Sie sind hier:
rbbonline | Flughafen BER | Der lange Weg zum BER


Große Teile des künftigen Flughafens Berlin Brandenburg sind nach Einschätzung des Untersuchungsausschusses im Berliner Abgeordnetenhaus fertig. Die Mitglieder informierten sich am Freitag in Schönefeld über den Stand der Bauarbeiten. Entscheidungen fielen nicht, weil das Gremium in Brandenburg keine Beschlüsse fassen kann.
Der Plan von BER-Technikchef Horst Amman sei "nicht großzügig", erklärte Auschuss-Chef Martin Delius von der Piratenpartei. Aber wenn nichts dazwischenkäme sei der Plan plausibel. Er rechne mit Finanzierungs- und Planungsproblemen, mit Baumaßnahmen und Tests, die noch anstünden. Es dürfe aber nichts mehr dazwischenkommen, so Delius.
Die Ausschussmitglieder stellten aber noch deutliche Mängel vor allem beim Brandschutz und der Entrauchungsanlage fest. "Das ist das, was unter der Oberflüche brodelt", sagte Delius. Es sei deutlich, dass man vor der verschobenen Eröffnung an vielen Stellen mit Notlösungen gearbeitet habe. Dadurch seien enorme Kosten entstanden, kritisierte der Grünen-Abgeordnete Andreas Otto.
Das Gremium untersucht derzeit die Hintergründe für die mehrfach verschobene Eröffnung des Flughafens. Geklärt werden soll, warum der neue Airport zahllose Mängel aufweist, später als vorgesehen eröffnet und erheblich teurer wird als geplant. Außerdem geht es um die Verantwortung für das Debakel. Es sollen zahlreiche Zeugen gehört werden, darunter auch Berlins ehemaliger Regierender Bürgermeister Diepgen (CDU). Ebenfalls geplant ist die Befragung von Vertretern des Bundes.

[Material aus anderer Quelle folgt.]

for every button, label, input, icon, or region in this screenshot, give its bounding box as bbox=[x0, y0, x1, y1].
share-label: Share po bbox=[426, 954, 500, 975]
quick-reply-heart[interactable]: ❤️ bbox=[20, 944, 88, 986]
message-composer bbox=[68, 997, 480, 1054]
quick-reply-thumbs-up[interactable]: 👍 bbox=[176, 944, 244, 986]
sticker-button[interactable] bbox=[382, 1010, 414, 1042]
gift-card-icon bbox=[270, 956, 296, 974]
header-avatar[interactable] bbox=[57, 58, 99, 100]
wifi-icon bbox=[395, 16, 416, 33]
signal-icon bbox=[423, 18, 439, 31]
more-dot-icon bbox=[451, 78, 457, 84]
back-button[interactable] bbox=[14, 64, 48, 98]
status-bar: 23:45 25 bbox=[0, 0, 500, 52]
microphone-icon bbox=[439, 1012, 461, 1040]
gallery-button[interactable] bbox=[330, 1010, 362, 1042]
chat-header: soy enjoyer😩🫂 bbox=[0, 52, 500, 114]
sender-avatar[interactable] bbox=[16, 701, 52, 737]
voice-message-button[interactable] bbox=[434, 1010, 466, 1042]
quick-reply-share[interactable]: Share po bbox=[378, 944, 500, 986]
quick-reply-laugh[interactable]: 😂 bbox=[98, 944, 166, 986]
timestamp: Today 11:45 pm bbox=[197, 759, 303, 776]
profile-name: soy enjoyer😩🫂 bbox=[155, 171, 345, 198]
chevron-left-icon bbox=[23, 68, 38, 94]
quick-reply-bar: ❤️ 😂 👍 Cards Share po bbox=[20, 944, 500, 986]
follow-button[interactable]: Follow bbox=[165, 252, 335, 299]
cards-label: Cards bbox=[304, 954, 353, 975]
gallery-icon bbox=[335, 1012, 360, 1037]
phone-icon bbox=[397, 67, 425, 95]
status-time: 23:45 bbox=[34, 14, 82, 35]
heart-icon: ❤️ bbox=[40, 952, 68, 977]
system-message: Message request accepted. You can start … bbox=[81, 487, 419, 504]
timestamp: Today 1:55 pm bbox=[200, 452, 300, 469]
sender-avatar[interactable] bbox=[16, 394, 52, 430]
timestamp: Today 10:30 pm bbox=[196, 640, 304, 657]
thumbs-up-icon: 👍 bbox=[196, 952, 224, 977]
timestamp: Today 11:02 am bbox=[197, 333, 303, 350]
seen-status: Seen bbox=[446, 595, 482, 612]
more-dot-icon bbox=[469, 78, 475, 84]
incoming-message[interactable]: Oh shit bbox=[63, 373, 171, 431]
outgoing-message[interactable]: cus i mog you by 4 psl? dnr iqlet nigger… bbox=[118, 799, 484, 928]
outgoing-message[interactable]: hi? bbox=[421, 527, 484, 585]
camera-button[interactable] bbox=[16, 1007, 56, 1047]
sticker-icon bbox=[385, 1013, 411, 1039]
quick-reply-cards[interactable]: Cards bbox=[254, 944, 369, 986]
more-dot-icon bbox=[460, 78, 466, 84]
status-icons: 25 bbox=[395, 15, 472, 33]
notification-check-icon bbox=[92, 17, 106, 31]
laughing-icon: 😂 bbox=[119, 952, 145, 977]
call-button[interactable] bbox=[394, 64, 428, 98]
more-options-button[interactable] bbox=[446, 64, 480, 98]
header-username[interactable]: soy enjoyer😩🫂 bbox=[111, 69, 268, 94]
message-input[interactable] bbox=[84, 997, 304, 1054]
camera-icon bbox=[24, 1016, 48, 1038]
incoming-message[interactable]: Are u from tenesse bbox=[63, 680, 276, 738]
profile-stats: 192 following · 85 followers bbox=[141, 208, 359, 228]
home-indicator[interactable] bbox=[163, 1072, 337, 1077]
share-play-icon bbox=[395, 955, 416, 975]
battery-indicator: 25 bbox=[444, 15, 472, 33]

Ausschussmitglieder zurückhaltend zur Personalie Schwarz
Zur Personalie von Flughafenchef Rainer Schwarz äußerten sich die Mitglieder des Untersuchungsausschusses zurückhaltend. "Es gibt ganz offensichtlich bislang nicht die Anhaltspunkte dafür, ihn der Funktion zu entheben", sagte CDU-Vertreter Stefan Evers. Die Linken-Politikerin Jutta Matuschek verwies darauf, dass gegen Schwarz noch nicht ermittelt werde. Insofern stehe die Aufgabe des Amtes nicht auf der Tagesordnung.
Delius sagte, der Ausschuss könne und wolle die aktuelle Arbeit der Flughafenführung nicht bewerten. Allein der Grünen-Politiker Andreas Otto bekräftigte nochmals die Rücktrittsforderung an Schwarz. Unter dem Protest seiner Ausschusskollegen erklärte Otto, bereits im Dezember 2011 sei für den Aufsichtsrat des Flughafens erkennbar gewesen, dass der Airport zur für den 3. Juni 2012 geplanten Eröffnung nicht funktioniere.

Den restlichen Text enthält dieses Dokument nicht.